CNN
March 16, 2001

Mexico's congress deal with first presidential veto since 1923

                  MEXICO CITY (AP) -- Mexico's congress struggled Friday to come to grips
                  with the first presidential veto of legislation since 1923, with more expressions of
                  anger and betrayal than any real attempt to override President Vicente Fox.

                  Thursday's veto of a rural development bill marked the latest stage of the
                  struggle to create a real division of powers in Mexico, where the three branches
                  of government were largely subordinated to the presidency during the former
                  ruling party's seven decades in power.

                  "We are finally experiencing a real division of powers, and for the first time we
                  will get to see how the Constitution works in these cases," said congressman
                  Felipe Calderon, a member of Fox's conservative National Action Party.

                  Fidel Herrera, a senator for the former ruling party, one of the bill's sponsors,
                  said one option would be to try for a two-thirds majority to override the veto.

                  "We think this severe method of using the veto is both senseless and shows little
                  respect for the division of powers," Herrera said. However, most observers say
                  National Action's strength in congress would make it almost impossible to get the
                  majority needed to override the veto.

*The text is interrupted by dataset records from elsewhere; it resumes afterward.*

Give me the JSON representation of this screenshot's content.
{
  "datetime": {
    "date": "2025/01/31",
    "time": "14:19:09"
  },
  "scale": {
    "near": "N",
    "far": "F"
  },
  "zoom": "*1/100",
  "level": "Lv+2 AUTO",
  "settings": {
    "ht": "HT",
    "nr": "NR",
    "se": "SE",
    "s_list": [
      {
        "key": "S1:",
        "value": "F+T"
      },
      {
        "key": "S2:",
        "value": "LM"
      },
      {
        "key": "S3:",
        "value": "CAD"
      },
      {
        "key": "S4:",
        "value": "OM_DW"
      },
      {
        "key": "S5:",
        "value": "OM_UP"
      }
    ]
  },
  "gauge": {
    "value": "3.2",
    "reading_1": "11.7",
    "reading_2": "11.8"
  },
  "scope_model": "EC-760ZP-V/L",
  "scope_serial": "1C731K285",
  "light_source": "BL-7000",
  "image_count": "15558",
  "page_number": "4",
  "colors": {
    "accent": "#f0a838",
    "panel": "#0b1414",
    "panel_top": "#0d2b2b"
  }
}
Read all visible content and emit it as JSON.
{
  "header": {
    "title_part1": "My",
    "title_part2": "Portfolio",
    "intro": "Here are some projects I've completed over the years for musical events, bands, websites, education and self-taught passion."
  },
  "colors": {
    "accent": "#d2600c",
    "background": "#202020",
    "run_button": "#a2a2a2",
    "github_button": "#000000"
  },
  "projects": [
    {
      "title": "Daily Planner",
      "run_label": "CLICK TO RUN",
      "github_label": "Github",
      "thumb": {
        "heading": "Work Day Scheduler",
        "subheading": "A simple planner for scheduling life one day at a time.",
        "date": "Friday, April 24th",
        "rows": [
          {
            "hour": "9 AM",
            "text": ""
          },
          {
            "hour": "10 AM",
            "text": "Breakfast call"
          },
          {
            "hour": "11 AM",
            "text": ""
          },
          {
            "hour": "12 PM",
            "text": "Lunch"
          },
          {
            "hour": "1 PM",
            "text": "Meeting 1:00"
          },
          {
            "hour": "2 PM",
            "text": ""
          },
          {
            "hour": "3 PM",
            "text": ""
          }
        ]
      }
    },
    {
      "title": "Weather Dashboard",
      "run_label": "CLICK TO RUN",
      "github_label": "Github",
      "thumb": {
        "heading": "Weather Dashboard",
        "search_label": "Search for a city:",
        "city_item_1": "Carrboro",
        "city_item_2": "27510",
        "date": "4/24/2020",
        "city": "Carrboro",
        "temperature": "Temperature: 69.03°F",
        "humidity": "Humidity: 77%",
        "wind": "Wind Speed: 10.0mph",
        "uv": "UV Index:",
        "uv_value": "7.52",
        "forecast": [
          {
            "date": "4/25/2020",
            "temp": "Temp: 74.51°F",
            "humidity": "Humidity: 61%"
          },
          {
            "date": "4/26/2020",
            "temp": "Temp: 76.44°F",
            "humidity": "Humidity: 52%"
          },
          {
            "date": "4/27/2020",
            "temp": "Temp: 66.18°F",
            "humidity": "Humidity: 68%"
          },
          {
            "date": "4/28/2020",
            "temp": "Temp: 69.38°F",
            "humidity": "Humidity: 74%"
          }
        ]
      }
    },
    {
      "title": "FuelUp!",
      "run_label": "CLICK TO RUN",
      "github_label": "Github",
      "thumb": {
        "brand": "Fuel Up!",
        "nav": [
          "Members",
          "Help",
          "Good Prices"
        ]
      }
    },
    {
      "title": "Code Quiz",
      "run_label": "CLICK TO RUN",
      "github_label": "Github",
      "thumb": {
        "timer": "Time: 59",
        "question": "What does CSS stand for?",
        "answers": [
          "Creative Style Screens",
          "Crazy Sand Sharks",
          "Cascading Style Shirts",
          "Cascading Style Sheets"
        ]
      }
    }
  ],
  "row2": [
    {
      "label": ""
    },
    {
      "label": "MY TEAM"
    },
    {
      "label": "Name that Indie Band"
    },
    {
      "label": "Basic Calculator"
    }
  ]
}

                  The bill -- proposed by the former ruling party, or PRI, and the country's main
                  leftist party, and passed in a December congressional vote -- would have sought
                  funds to support the nation's farms, and designated rural regions for special help.

                  Fox's spokeswoman, Martha Sahagun, said he vetoed the law because he
                  thought it was costly and bureaucratic, left out some poor and Indian groups,
                  and focused exclusively on farms without providing aid to fishing and forestry.

                  President Alvaro Obregon issued the last known veto in 1923, against a proposed
                  federal budget. Since that time, congress mainly served as a rubber stamp for a
                  71-year succession of presidents from the PRI, or Institutional Revolutionary
                  Party.

                  No vetoes were needed, since congress initiated little legislation, and opposition
                  parties were weakly represented.

                  That changed in 1997 -- when opposition parties broke the ruling party's
                  congressional majority for the first time -- and when Fox became the first
                  opposition candidate to take office as president in December.

                  Fox said he would submit an alternate proposal on rural development soon.